Autre signe des temps, c’est en anglais la langue de la reine Elizabeth aux funérailles de laquelle Ali Bongo aurait pleuré comme une Madeleine, qu’il s’est adressé aux amis qui ont pu lui rester de par le monde. C’est clair que cet évènement a dû avoir un certain retentissement en Afrique centrale et notamment chez le grand voisin camerounais. D’aucuns ont dû frémir à l’idée que ce scénario puisse se reproduire contre le palais d’Etoudi.

Cet autre pays que je connais assez bien pour y avoir séjourné une dizaine d’années, dans ma fringante jeunesse pour paraphraser Christiane Taubira, partage avec le Gabon la longévité dynastique du pouvoir. L’on prêterait même à Paul Biya le projet de se faire remplacer au pouvoir le moment venu par son fils. Comme naguère Albert Omar Ondimba Bongo par Alain Ali Ondimba Bongo.

Les opposants des Biya se surprennent de nouveau à rêver, eux dont la voix était à peine audible depuis la disparition du chairman John Fru Ndi, le seul opposant ayant le temps d’une élection réussi à troubler les nuits du mari de Chantal Biya. Le général Deby fils de son père ci-devant maréchal Idriss Deby Itno aurait également quelques raisons de se faire du mouron. Lui que l’initiative sous régionale pilotée en sous-main par la France vraisemblablement avait désigné si malencontreusement comme émissaire auprès des généraux de Niamey.
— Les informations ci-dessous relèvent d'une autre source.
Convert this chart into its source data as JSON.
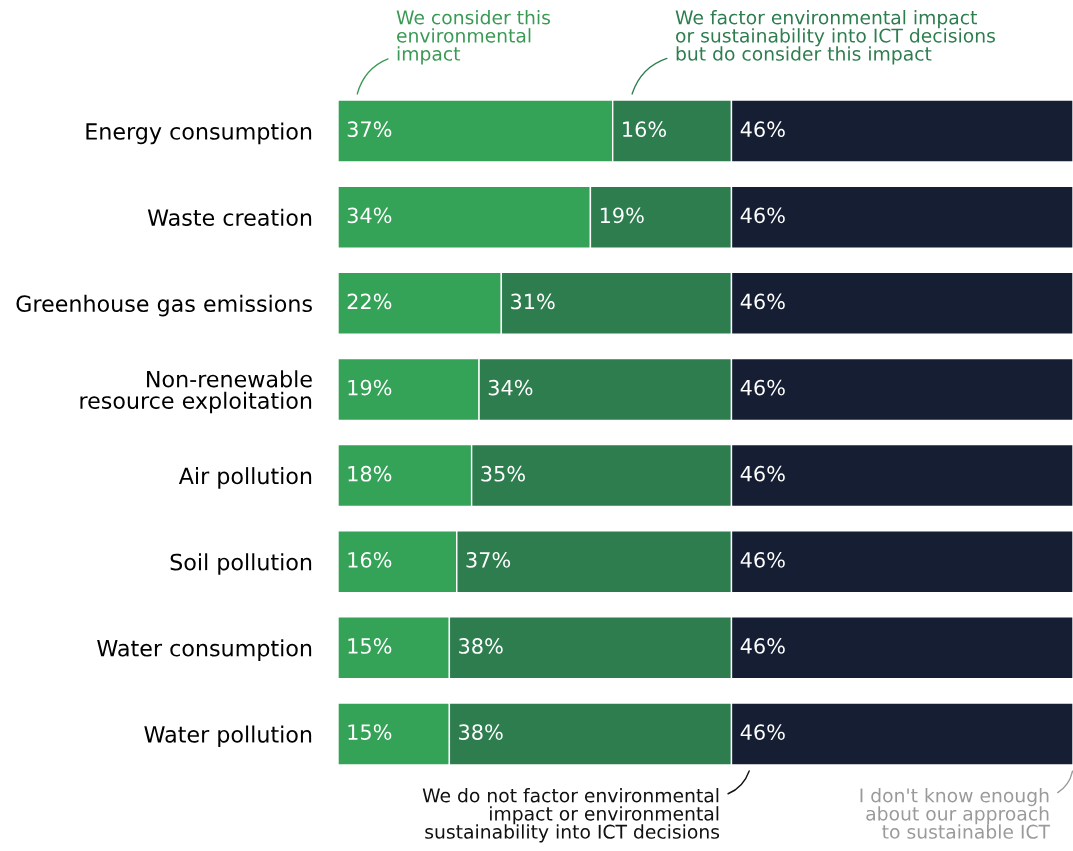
{
  "chart_data": {
    "type": "bar",
    "orientation": "horizontal",
    "stacked": true,
    "categories": [
      "Energy consumption",
      "Waste creation",
      "Greenhouse gas emissions",
      "Non-renewable\nresource exploitation",
      "Air pollution",
      "Soil pollution",
      "Water consumption",
      "Water pollution"
    ],
    "series": [
      {
        "name": "We consider this\nenvironmental\nimpact",
        "color": "#34a357",
        "values": [
          37,
          34,
          22,
          19,
          18,
          16,
          15,
          15
        ],
        "value_labels": [
          "37%",
          "34%",
          "22%",
          "19%",
          "18%",
          "16%",
          "15%",
          "15%"
        ]
      },
      {
        "name": "We factor environmental impact\nor sustainability into ICT decisions\nbut do consider this impact",
        "color": "#2e7d4f",
        "values": [
          16,
          19,
          31,
          34,
          35,
          37,
          38,
          38
        ],
        "value_labels": [
          "16%",
          "19%",
          "31%",
          "34%",
          "35%",
          "37%",
          "38%",
          "38%"
        ]
      },
      {
        "name": "We do not factor environmental\nimpact or environmental\nsustainability into ICT decisions",
        "color": "#151e33",
        "values": [
          46,
          46,
          46,
          46,
          46,
          46,
          46,
          46
        ],
        "value_labels": [
          "46%",
          "46%",
          "46%",
          "46%",
          "46%",
          "46%",
          "46%",
          "46%"
        ]
      }
    ],
    "annotations": [
      "I don't know enough\nabout our approach\nto sustainable ICT"
    ],
    "tick_labels": "y",
    "grid": false,
    "legend": false
  }
}
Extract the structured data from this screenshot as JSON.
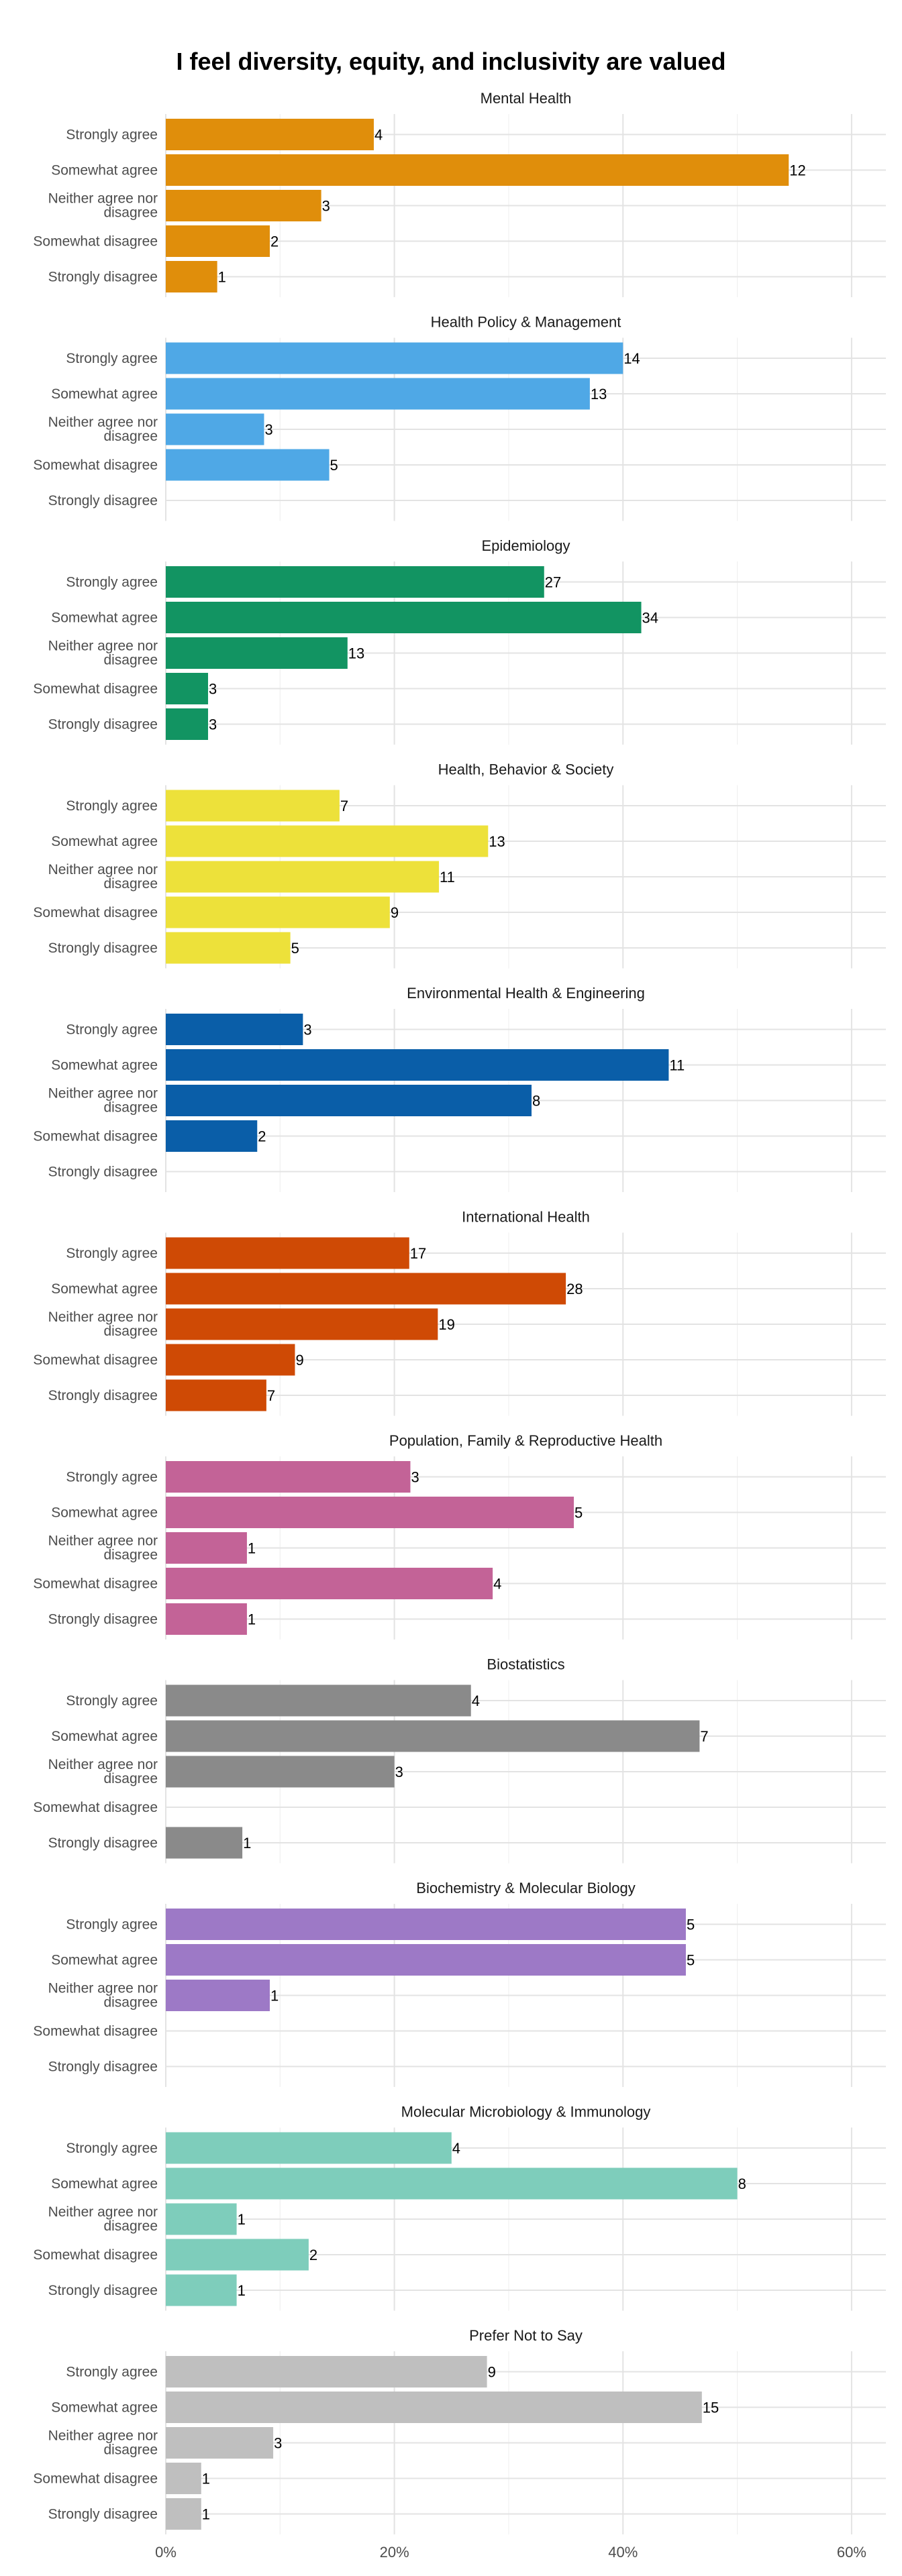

Le président Nbasogo que la manne pétrolière a sauvé en Guinée Equatoriale et qui nourrit tout aussi vraisemblablement les mêmes rêves dynastiques aurait lui aussi tort de ne pas prendre au sérieux le message des peuples dont les militaires sont devenus peu ou prou les véhicules sur le continent. Personnellement, je n’ai pas le fétichisme de la dévolution démocratique, soi-disant, ni même celui de la limitation des mandats. Je placerais plutôt mon curseur sur la qualité de la gouvernance, comme je m’en suis déjà expliqué plus haut lors de cet entretien. Le modèle Kagamé, sauf évolution fâcheuse majeure, me conviendrait parfaitement à cet égard.